Das diesjährige E3UDRES2 Festival hat unter dem Motto „Local Pulse, Global Waves“ an der University of Applied Sciences St. Pölten in Österreich in Zusammenarbeit mit Hochschulen aus ganz Europa stattgefunden. Ziel des Festivals war es zu erforschen, wie Wissenschaft und Innovation die globale Transformation vorantreiben können. Die Projekte, die unter Najia Jalals „Gift for Girls“ laufen, umfassen zwei Schlüsselinitiativen: Zum einen den Aufbau und die Unterstützung von Schulen für Mädchen in Afghanistan, zum anderen die Bereitstellung von psychotherapeutischen und psychosozialen Unterstützungsdiensten für Frauen und Mädchen in Krisensituationen. Bei den Abstimmungsrunden erhielt das Projekt der Fuldaer Studentin die höchste Anzahl an Stimmen – sowohl online als auch in den Votings vor Ort – und sicherte sich damit das Preisgeld in Höhe von 1000 Euro (erster Platz).
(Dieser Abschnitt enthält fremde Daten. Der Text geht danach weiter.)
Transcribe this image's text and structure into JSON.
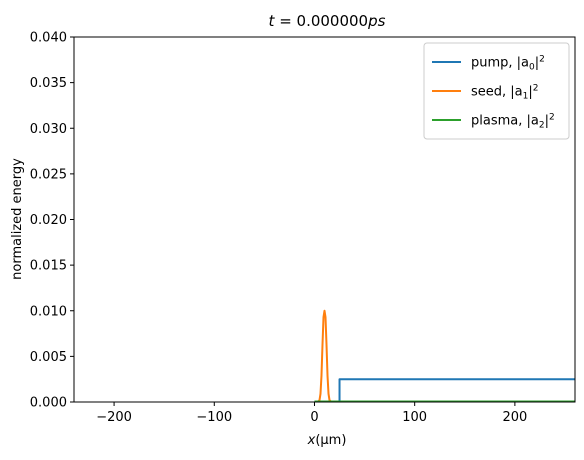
{
  "chart_data": {
    "type": "line",
    "title_t": "t",
    "title_eq": " = 0.000000",
    "title_unit": "ps",
    "xlabel_var": "x",
    "xlabel_unit": "(μm)",
    "ylabel": "normalized energy",
    "xlim": [
      -240,
      260
    ],
    "ylim": [
      0,
      0.04
    ],
    "xticks": [
      -200,
      -100,
      0,
      100,
      200
    ],
    "xtick_labels": [
      "−200",
      "−100",
      "0",
      "100",
      "200"
    ],
    "yticks": [
      0,
      0.005,
      0.01,
      0.015,
      0.02,
      0.025,
      0.03,
      0.035,
      0.04
    ],
    "ytick_labels": [
      "0.000",
      "0.005",
      "0.010",
      "0.015",
      "0.020",
      "0.025",
      "0.030",
      "0.035",
      "0.040"
    ],
    "grid": false,
    "legend_position": "top-right",
    "series": [
      {
        "name": "pump, |a0|²",
        "legend_prefix": "pump, |a",
        "legend_sub": "0",
        "legend_suffix": "|",
        "legend_sup": "2",
        "color": "#1f77b4",
        "x": [
          0,
          25,
          25,
          260
        ],
        "y": [
          0,
          0,
          0.0025,
          0.0025
        ]
      },
      {
        "name": "seed, |a1|²",
        "legend_prefix": "seed, |a",
        "legend_sub": "1",
        "legend_suffix": "|",
        "legend_sup": "2",
        "color": "#ff7f0e",
        "x": [
          3,
          5,
          6,
          7,
          8,
          9,
          10,
          11,
          12,
          13,
          14,
          15,
          17
        ],
        "y": [
          0,
          0.0002,
          0.0009,
          0.0029,
          0.0063,
          0.0093,
          0.01,
          0.0093,
          0.0063,
          0.0029,
          0.0009,
          0.0002,
          0
        ]
      },
      {
        "name": "plasma, |a2|²",
        "legend_prefix": "plasma, |a",
        "legend_sub": "2",
        "legend_suffix": "|",
        "legend_sup": "2",
        "color": "#2ca02c",
        "x": [
          0,
          260
        ],
        "y": [
          5e-05,
          5e-05
        ]
      }
    ]
  }
}
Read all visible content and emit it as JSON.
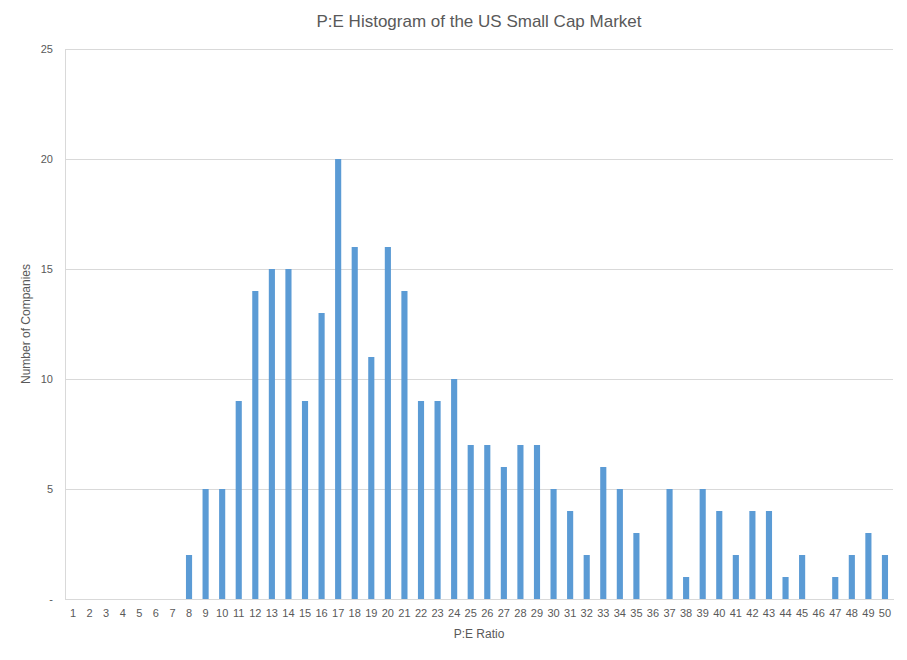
{
  "chart_data": {
    "type": "bar",
    "title": "P:E Histogram of the US Small Cap Market",
    "x_label": "P:E Ratio",
    "y_label": "Number of Companies",
    "categories": [
      "1",
      "2",
      "3",
      "4",
      "5",
      "6",
      "7",
      "8",
      "9",
      "10",
      "11",
      "12",
      "13",
      "14",
      "15",
      "16",
      "17",
      "18",
      "19",
      "20",
      "21",
      "22",
      "23",
      "24",
      "25",
      "26",
      "27",
      "28",
      "29",
      "30",
      "31",
      "32",
      "33",
      "34",
      "35",
      "36",
      "37",
      "38",
      "39",
      "40",
      "41",
      "42",
      "43",
      "44",
      "45",
      "46",
      "47",
      "48",
      "49",
      "50"
    ],
    "values": [
      0,
      0,
      0,
      0,
      0,
      0,
      0,
      2,
      5,
      5,
      9,
      14,
      15,
      15,
      9,
      13,
      20,
      16,
      11,
      16,
      14,
      9,
      9,
      10,
      7,
      7,
      6,
      7,
      7,
      5,
      4,
      2,
      6,
      5,
      3,
      0,
      5,
      1,
      5,
      4,
      2,
      4,
      4,
      1,
      2,
      0,
      1,
      2,
      3,
      2
    ],
    "color": "#5b9bd5",
    "ylim": [
      0,
      25
    ],
    "yticks": [
      {
        "value": 0,
        "label": "-"
      },
      5,
      10,
      15,
      20,
      25
    ],
    "grid": true
  }
}
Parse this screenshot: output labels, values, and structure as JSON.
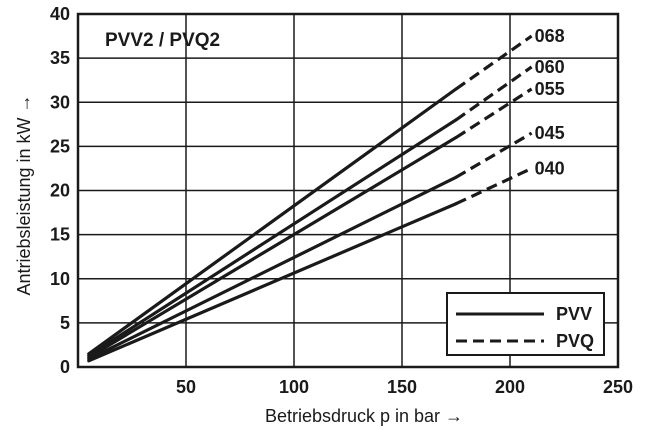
{
  "chart_data": {
    "type": "line",
    "title": "PVV2 / PVQ2",
    "xlabel": "Betriebsdruck p in bar →",
    "ylabel": "Antriebsleistung in kW →",
    "xlim": [
      0,
      250
    ],
    "ylim": [
      0,
      40
    ],
    "xticks": [
      50,
      100,
      150,
      200,
      250
    ],
    "yticks": [
      0,
      5,
      10,
      15,
      20,
      25,
      30,
      35,
      40
    ],
    "grid": true,
    "legend_position": "bottom-right",
    "legend": [
      {
        "label": "PVV",
        "style": "solid"
      },
      {
        "label": "PVQ",
        "style": "dashed"
      }
    ],
    "series": [
      {
        "name": "068",
        "solid": [
          [
            5,
            1.5
          ],
          [
            175,
            31.5
          ]
        ],
        "dashed": [
          [
            175,
            31.5
          ],
          [
            210,
            37.5
          ]
        ]
      },
      {
        "name": "060",
        "solid": [
          [
            5,
            1.3
          ],
          [
            175,
            28.0
          ]
        ],
        "dashed": [
          [
            175,
            28.0
          ],
          [
            210,
            34.0
          ]
        ]
      },
      {
        "name": "055",
        "solid": [
          [
            5,
            1.1
          ],
          [
            175,
            26.0
          ]
        ],
        "dashed": [
          [
            175,
            26.0
          ],
          [
            210,
            31.5
          ]
        ]
      },
      {
        "name": "045",
        "solid": [
          [
            5,
            0.9
          ],
          [
            175,
            21.5
          ]
        ],
        "dashed": [
          [
            175,
            21.5
          ],
          [
            210,
            26.5
          ]
        ]
      },
      {
        "name": "040",
        "solid": [
          [
            5,
            0.7
          ],
          [
            175,
            18.5
          ]
        ],
        "dashed": [
          [
            175,
            18.5
          ],
          [
            210,
            22.5
          ]
        ]
      }
    ],
    "line_color": "#1a1a1a"
  }
}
Sie möchte eine Zukunft voller Hoffnung und Sinn gestalten
Najia Jalals Mission: „Wir unterstützen afghanische Mädchen und Frauen dabei, menschliche Werte und Rechte zu erlangen und eine Zukunft voller Hoffnung und Sinn zu gestalten.“ Auch wenn Najia Jalal in Fulda studiert, verfolgt sie das Geschehen in ihrem Heimatland. Für die dortigen Ereignisse und Zustände findet sie klare Worte: „Afghanistan ist inzwischen ein Ort, an dem menschliche Werte wie Menschenwürde, soziale Gerechtigkeit, Freundlichkeit und Akzeptanz, Zusammenarbeit und Gleichheit sowie Menschenrechte mit Füßen getreten werden, Fortschritt unmöglich ist und keine Klassen mehr existieren. Und das, obwohl im Jahr 2021 rund 18,4 Millionen Menschen dringend humanitäre Hilfe benötigten.“ Daher hat die Studentin das Förderprogramm für Mädchen und Frauen ins Leben gerufen.
Das Projekt „Gift for Girls“ unterstützt Mädchen in Afghanistan, denen der Schulbesuch in bestimmten Bezirken und Provinzen verwehrt ist. Durch die Einrichtung von sogenannten „Untergrundschulen“ mit erfahrenen Lehrkräften und einem regulären Lehrplan in den Bereichen Naturwissenschaften, Literatur und Sozialwissenschaften bietet Najia Jalals Förderprogramm fünf Tage pro Woche Unterricht an. „Einige Mädchen in unseren drei ‚Underground Schools‘ erhalten seit September 2022 Unterricht, das hat sich zu einem Hoffnungsschimmer für sie entwickelt“, berichtet Najia Jalal. Junge Mädchen leiden außerdem durch die unsicheren Lebensumstände vermehrt unter Depressionen und sexueller Diskriminierung. Vor diesem Hintergrund hat „Gift for Girls“ ein psychotherapeutisches Programm ins Leben gerufen, das in den Dörfern begonnen und seine Aktivitäten aufgenommen hat: „Wir haben Informationen über psychische Erkrankungen für etwa 70 Frauen durch psychotherapeutische Sozialarbeiter bereitgestellt. Wir bieten auch die Möglichkeit zu psychotherapeutischen Beratungen an.“ Weitere Informationen zur Organisation gibt es online unter www.giftforgirls.org.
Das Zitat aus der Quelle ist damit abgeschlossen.